Healthy Tahoe: Prepare, protect yourself, family in fire season

April Boyde
Smoky skies and trees with sun during wildfire. (Getty Images)

Wildfires pose an annual risk in our region, and with nearby fires and the Tahoe basin draped under a veil of smoke, the issue feels too close for comfort these days. Now is the time to be vigilant in fire preparedness and minimize the impact fire season has on you and your loved ones’ safety.

Prepare your home by keeping brush, low hanging branches, dead leaves, and flammable material off your property, especially within a 30-foot radius around your home. Mind red flag warnings; during these times, homeowners and visitors are encouraged to take extra precautions when using equipment or engaging in activity that may create a spark. In some cases, activities may be restricted based on fire danger.

Sign up for emergency phone alerts at or through the City of South Lake Tahoe or Douglas County. If you use social media, follow Cal Fire or your local fire agency. Learn your community’s evacuation plan from local officials and determine your evacuation routes. Mark multiple escape routes on a paper map in case you have no cell phone service. Practice these routes using the transportation you would take in a wildfire evacuation. Plan where you can stay if you have to leave your home. Decide if it is safe, and possible, to get to the home of family or friends.

Pack a go-bag that includes important items so you and your family will have what you need if you have to leave in a hurry. Your go-bag should include copies of important documents, your contact list and map marked with routes to get to your meeting place, a list or copies of all prescriptions taken by family members, some cash, and a list of items you should grab if you are advised to leave home. That list may outline items such as keys, wallet/ purse, phones, laptops and chargers, medications and medical devices, a portable radio so you can stay updated on the fire, pictures and irreplaceable items, and personal items you or a family member cannot do without.

Some fires don’t pose a threat of evacuation, but can greatly impact the air we breathe. Fine particles in wildfire smoke can cause health problems, especially for children, older people and those with respiratory conditions, such as asthma.

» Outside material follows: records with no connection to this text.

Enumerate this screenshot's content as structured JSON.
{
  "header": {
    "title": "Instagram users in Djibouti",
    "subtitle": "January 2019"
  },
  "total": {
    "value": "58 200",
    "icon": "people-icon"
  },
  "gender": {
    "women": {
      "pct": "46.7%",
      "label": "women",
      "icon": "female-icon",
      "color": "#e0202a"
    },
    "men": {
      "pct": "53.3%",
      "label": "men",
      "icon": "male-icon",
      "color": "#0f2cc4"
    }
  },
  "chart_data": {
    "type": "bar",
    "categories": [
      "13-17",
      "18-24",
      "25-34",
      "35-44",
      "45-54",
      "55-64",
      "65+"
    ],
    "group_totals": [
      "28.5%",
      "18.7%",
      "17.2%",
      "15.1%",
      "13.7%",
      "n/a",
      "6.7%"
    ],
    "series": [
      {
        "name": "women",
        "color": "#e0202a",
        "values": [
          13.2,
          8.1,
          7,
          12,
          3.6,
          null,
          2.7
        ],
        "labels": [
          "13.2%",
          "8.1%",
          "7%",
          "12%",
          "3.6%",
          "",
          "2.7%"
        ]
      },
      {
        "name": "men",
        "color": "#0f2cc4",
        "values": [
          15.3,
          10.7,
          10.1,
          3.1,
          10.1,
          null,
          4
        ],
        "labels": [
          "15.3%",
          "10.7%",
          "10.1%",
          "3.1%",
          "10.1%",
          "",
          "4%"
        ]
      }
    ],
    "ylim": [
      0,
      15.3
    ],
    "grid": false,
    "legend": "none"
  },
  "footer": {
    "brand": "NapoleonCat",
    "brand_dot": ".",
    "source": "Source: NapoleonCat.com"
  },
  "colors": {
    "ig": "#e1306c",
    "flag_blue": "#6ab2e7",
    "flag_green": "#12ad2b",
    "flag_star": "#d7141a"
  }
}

Residents who see or smell smoke should consider taking precautionary measures. Healthy people are encouraged to delay strenuous exercise outside. Children and elderly people should consider avoiding outdoor activities, particularly prolonged outdoor exertion. People with health-related illnesses, particularly respiratory problems, should remain indoors.

When smoke is present, keep windows and doors closed as much as possible. Use the recirculate mode on the air conditioner in your car. Keep airways moist by drinking lots of water. Breathing through a warm, wet washcloth can also help relieve dryness.

The same particles in smoke that cause problems for people may cause some problems for animals. It is recommended that you limit the outdoor physical activity of your pets in smoky conditions. Wildlife may be confused or startled by smoky conditions. Please be cautious, as some animals may be moving about at unusual times of the day.

Resources like exist to gauge air quality. When online resources are not available, the Wildfire Smoke Visibility Index can help people assess air quality. To assess visibility, face away from the sun. Determine visibility range by looking for targets that are at known distances (in miles). The visible range is the point where even high-contrast objects disappear. For example, a 10-mile visibility is considered good, whereas visibility under a mile is considered hazardous for all groups.

Exposure to smoke can cause coughing, watery and itchy eyes, difficulty breathing, and other problems. Persons experiencing questionable or severe symptoms from smoke exposure should seek professional medical advice and/ or treatment.